DASK on Mars¶
Note
New in version 0.8.0a2
Dask-on-Mars provides a simple way to execute the entire Dask ecosystem on top of Mars.
Dask is a flexible library for parallel computing in Python, geared towards scaling analytics and scientific computing workloads. It provides big data collections and Dynamic task scheduling optimized for computation.
Note
For execution on Mars, you should not use the Dask.distributed client, simply use plain Dask collections and functionalities.
Scheduler¶
The main API for Dask-on-Mars is mars.contrib.dask.mars_scheduler()
. It
uses Dask’s scheduler API, which allows you to specify any callable as the
scheduler that you would like Dask to use to execute your workload.
>>> import dask
>>> from mars.contrib.dask import mars_scheduler
>>>
>>> def inc(x):
>>> return x + 1
>>>
>>> dask_task = dask.delayed(inc)(1)
>>> dask_task.compute(scheduler=mars_scheduler) # Run delayed object on top of Mars
2
You can also set Mars scheduler as default one.
>>> import dask
>>> from mars.contrib.dask import mars_scheduler
>>> dask.config.set(scheduler=mars_scheduler)
Convert Dask Collections¶
mars.contrib.dask.convert_dask_collection()

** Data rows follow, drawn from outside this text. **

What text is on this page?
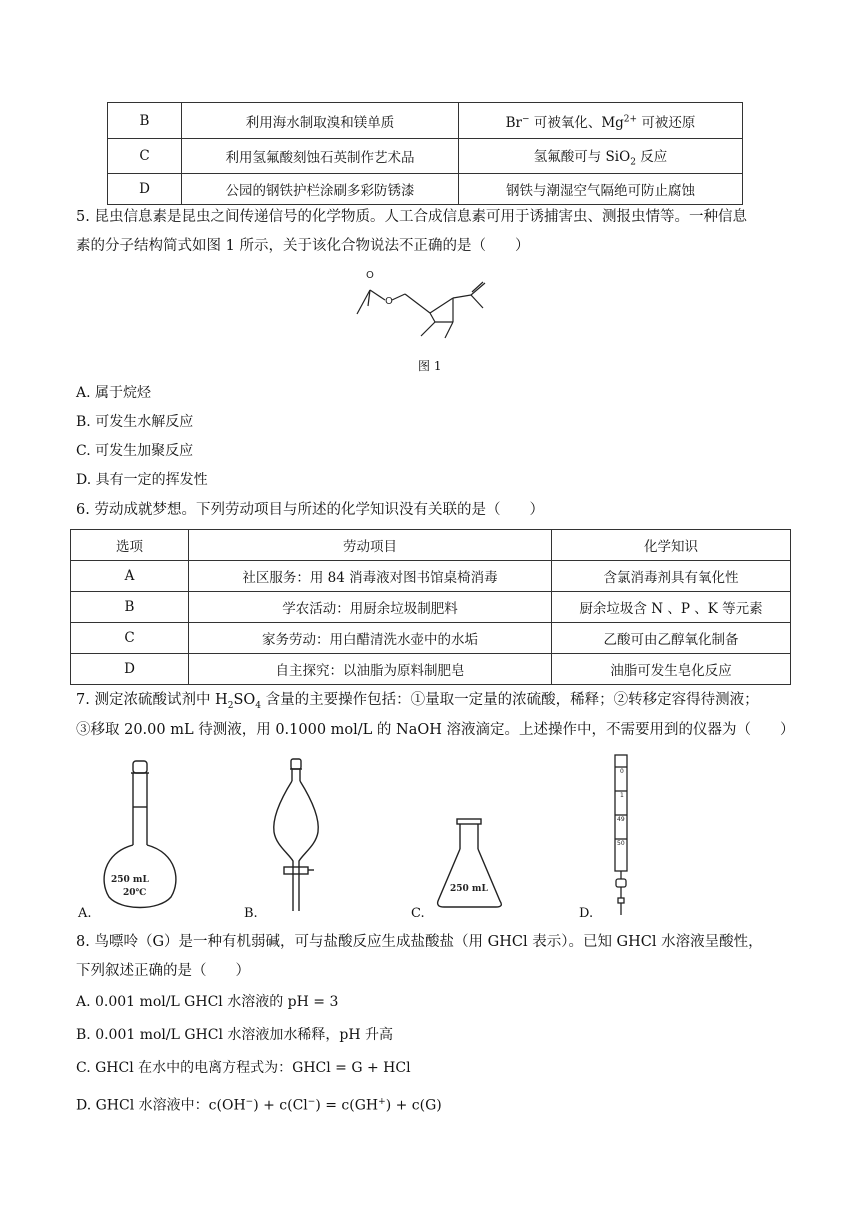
B	利用海水制取溴和镁单质	Br− 可被氧化、$Mg^{2+}$ 可被还原
C	利用氢氟酸刻蚀石英制作艺术品	氢氟酸可与 SiO$_2$ 反应
D	公园的钢铁护栏涂刷多彩防锈漆	钢铁与潮湿空气隔绝可防止腐蚀
5. 昆虫信息素是昆虫之间传递信号的化学物质。人工合成信息素可用于诱捕害虫、测报虫情等。一种信息
素的分子结构简式如图 1 所示，关于该化合物说法不正确的是（　　）
O
O
图 1
A. 属于烷烃
B. 可发生水解反应
C. 可发生加聚反应
D. 具有一定的挥发性
6. 劳动成就梦想。下列劳动项目与所述的化学知识没有关联的是（　　）
选项	劳动项目	化学知识
A	社区服务：用 84 消毒液对图书馆桌椅消毒	含氯消毒剂具有氧化性
B	学农活动：用厨余垃圾制肥料	厨余垃圾含 N 、P 、K 等元素
C	家务劳动：用白醋清洗水壶中的水垢	乙酸可由乙醇氧化制备
D	自主探究：以油脂为原料制肥皂	油脂可发生皂化反应
7. 测定浓硫酸试剂中 $H_2SO_4$ 含量的主要操作包括：①量取一定量的浓硫酸，稀释；②转移定容得待测液；
③移取 20.00 mL 待测液，用 0.1000 mol/L 的 NaOH 溶液滴定。上述操作中，不需要用到的仪器为（　　）
250 mL
20℃
A.	B.
250 mL
C.
0
1
49
50
D.
8. 鸟嘌呤（G）是一种有机弱碱，可与盐酸反应生成盐酸盐（用 GHCl 表示）。已知 GHCl 水溶液呈酸性，
下列叙述正确的是（　　）
A. 0.001 mol/L GHCl 水溶液的 pH = 3
B. 0.001 mol/L GHCl 水溶液加水稀释，pH 升高
C. GHCl 在水中的电离方程式为：GHCl = G + HCl
D. GHCl 水溶液中：c(OH−) + c(Cl−) = c(GH+) + c(G)
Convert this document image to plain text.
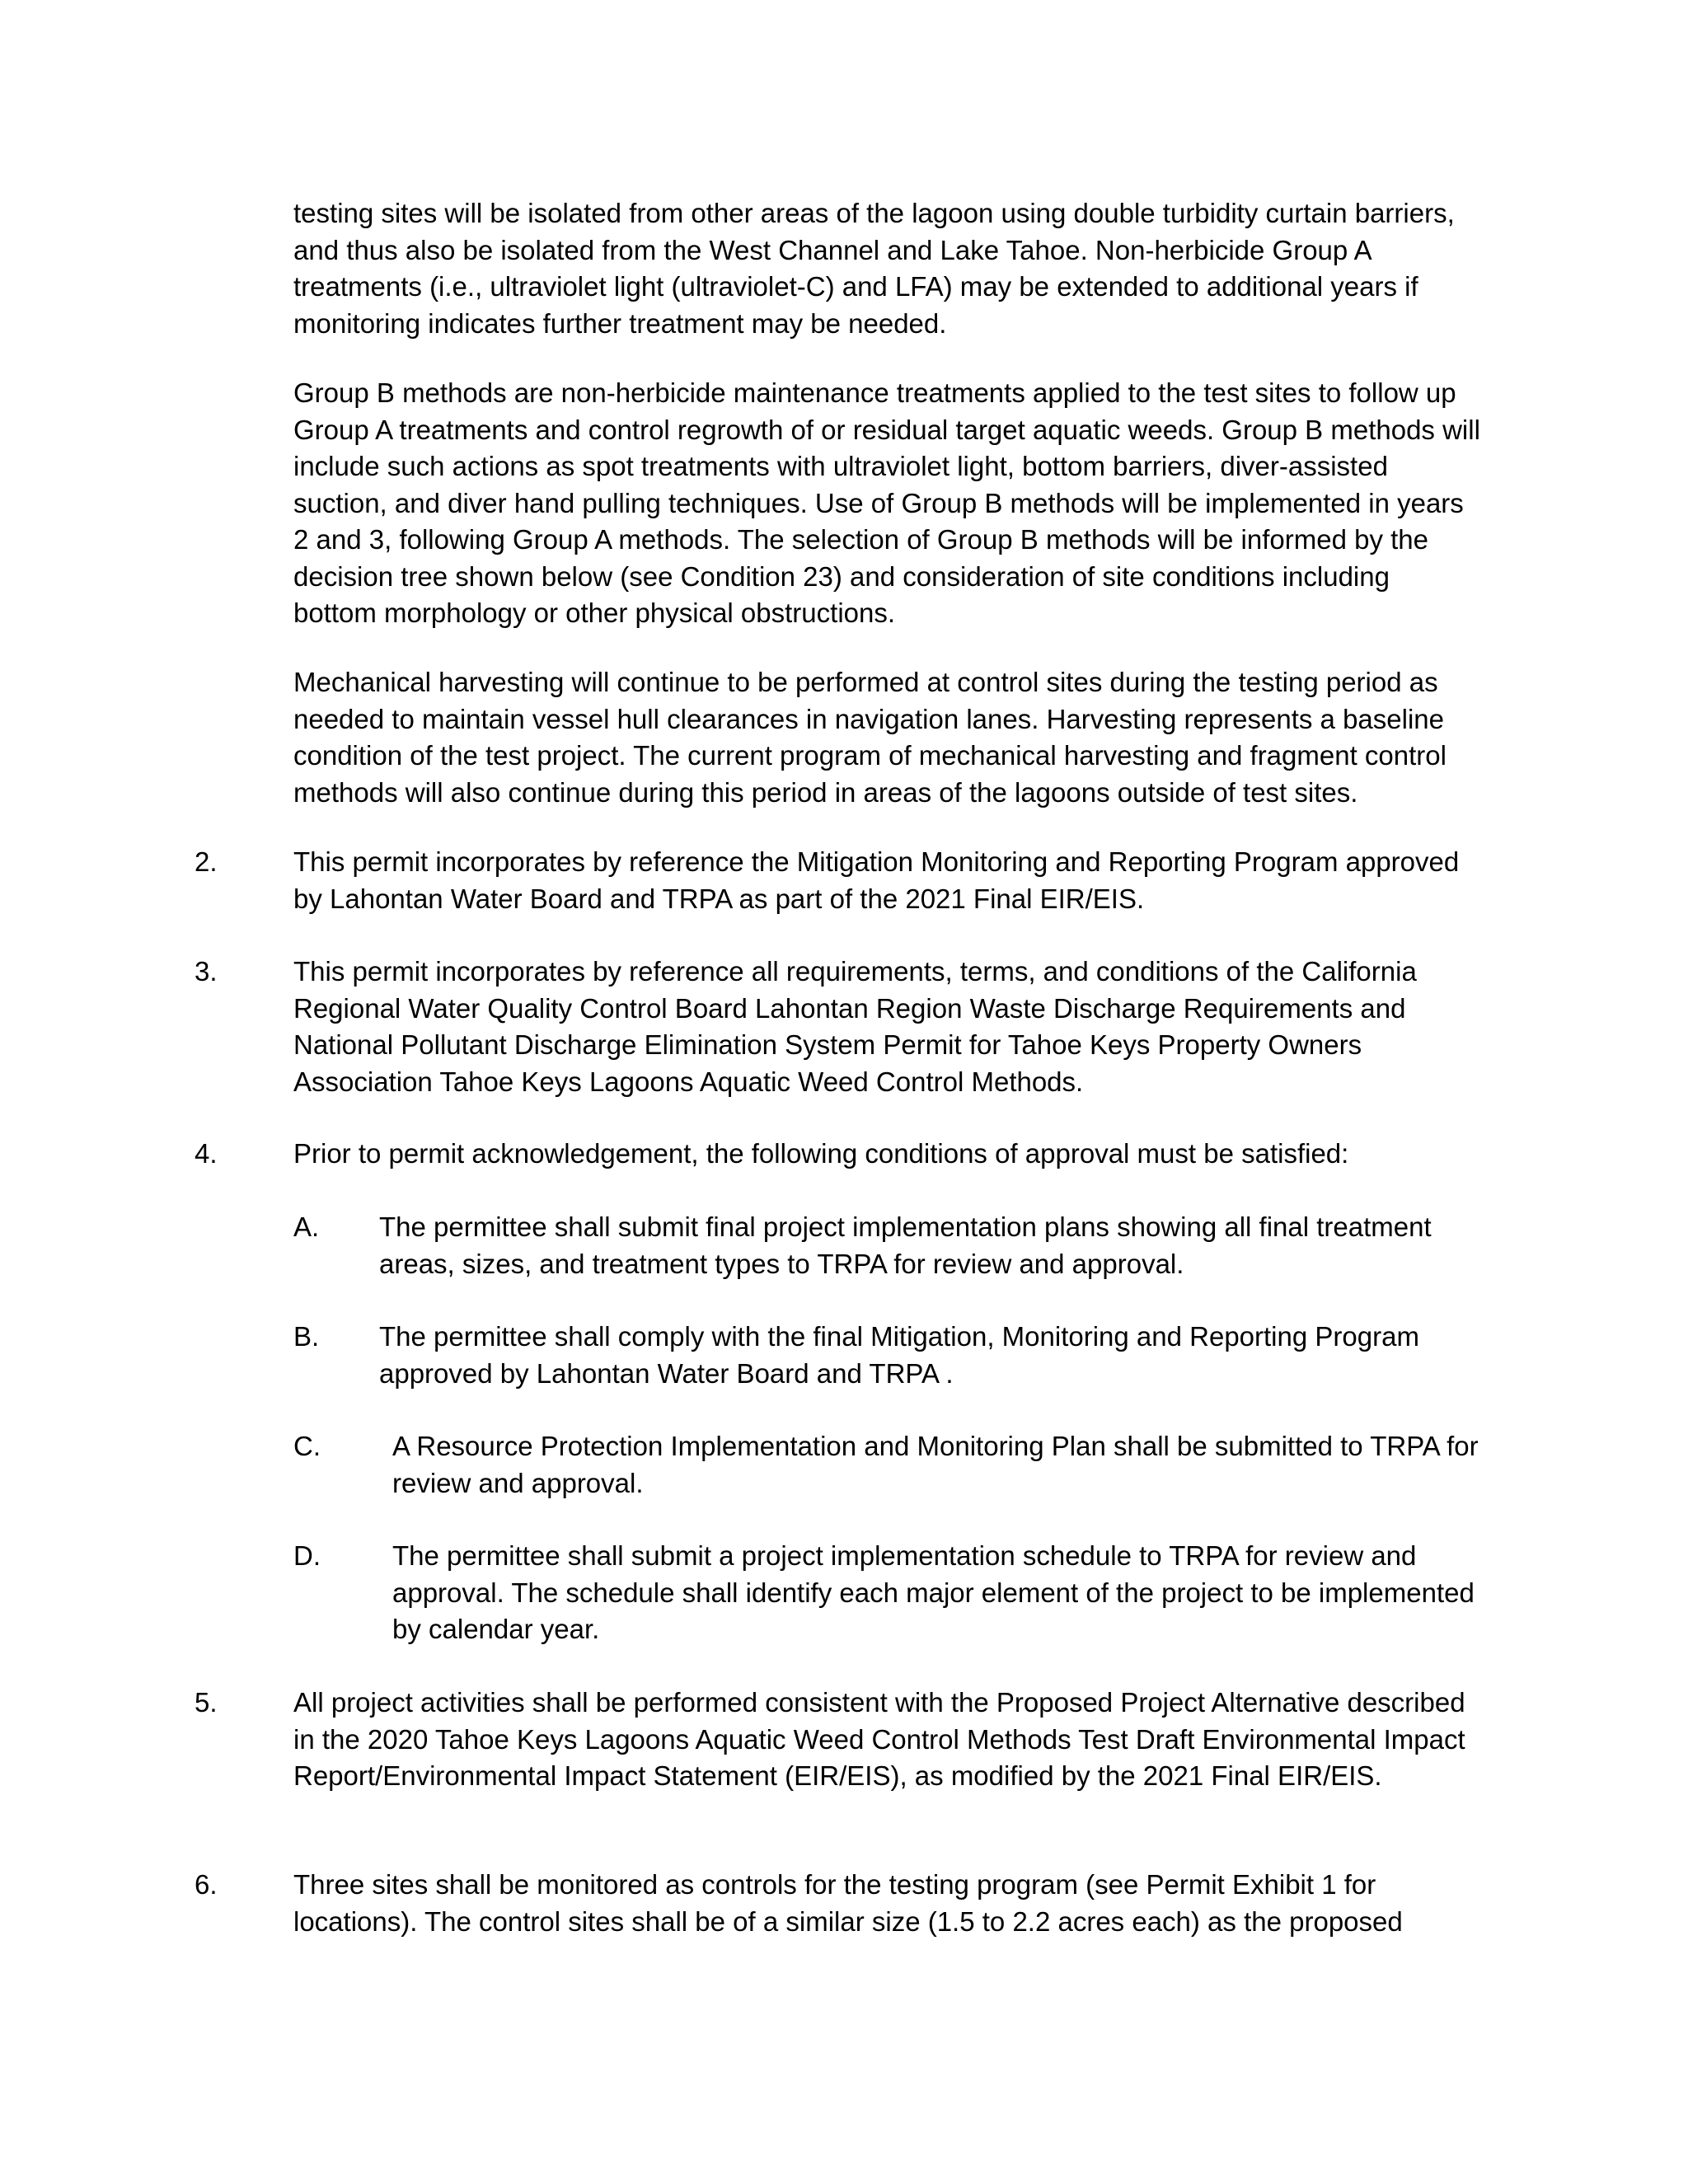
testing sites will be isolated from other areas of the lagoon using double turbidity curtain barriers, and thus also be isolated from the West Channel and Lake Tahoe. Non-herbicide Group A treatments (i.e., ultraviolet light (ultraviolet-C) and LFA) may be extended to additional years if monitoring indicates further treatment may be needed.

Group B methods are non-herbicide maintenance treatments applied to the test sites to follow up Group A treatments and control regrowth of or residual target aquatic weeds. Group B methods will include such actions as spot treatments with ultraviolet light, bottom barriers, diver-assisted suction, and diver hand pulling techniques. Use of Group B methods will be implemented in years 2 and 3, following Group A methods. The selection of Group B methods will be informed by the decision tree shown below (see Condition 23) and consideration of site conditions including bottom morphology or other physical obstructions.

Mechanical harvesting will continue to be performed at control sites during the testing period as needed to maintain vessel hull clearances in navigation lanes. Harvesting represents a baseline condition of the test project. The current program of mechanical harvesting and fragment control methods will also continue during this period in areas of the lagoons outside of test sites.

2.	This permit incorporates by reference the Mitigation Monitoring and Reporting Program approved by Lahontan Water Board and TRPA as part of the 2021 Final EIR/EIS.
3.	This permit incorporates by reference all requirements, terms, and conditions of the California Regional Water Quality Control Board Lahontan Region Waste Discharge Requirements and National Pollutant Discharge Elimination System Permit for Tahoe Keys Property Owners Association Tahoe Keys Lagoons Aquatic Weed Control Methods.
4.	Prior to permit acknowledgement, the following conditions of approval must be satisfied:
A. The permittee shall submit final project implementation plans showing all final treatment areas, sizes, and treatment types to TRPA for review and approval.
B. The permittee shall comply with the final Mitigation, Monitoring and Reporting Program approved by Lahontan Water Board and TRPA .
C.	A Resource Protection Implementation and Monitoring Plan shall be submitted to TRPA for review and approval.
D.	The permittee shall submit a project implementation schedule to TRPA for review and approval. The schedule shall identify each major element of the project to be implemented by calendar year.
5.	All project activities shall be performed consistent with the Proposed Project Alternative described in the 2020 Tahoe Keys Lagoons Aquatic Weed Control Methods Test Draft Environmental Impact Report/Environmental Impact Statement (EIR/EIS), as modified by the 2021 Final EIR/EIS.
6.	Three sites shall be monitored as controls for the testing program (see Permit Exhibit 1 for locations). The control sites shall be of a similar size (1.5 to 2.2 acres each) as the proposed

can be used when user needs to
manipulate dask collections with Mars remote API or other
features. It converts dask collections like delayed or dask-dataframe to Mars Objects,
which can be considered as results returned by mars.remote.spawn()
.
>>> import dask
>>> import mars.remote as mr
>>> from mars.contrib.dask import convert_dask_collection
>>>
>>> def inc(x):
>>> return x + 1
>>>
>>> dask_task = dask.delayed(inc)(1)
>>> mars_obj = convert_dask_collection(dask_task) # Convert Dask object to Mars object
>>> mars_task = mr.spawn(inc, args=(mars_obj,))
>>> mars_task
Object <op=RemoteFunction, key=14a77b28d32904002829b2e8c6474b56>
>>> mars_task.execute().fetch()
3
Dask-on-Mars is an ongoing project. Please open an issue if you find that one of these dask functionalities doesn’t run on Mars.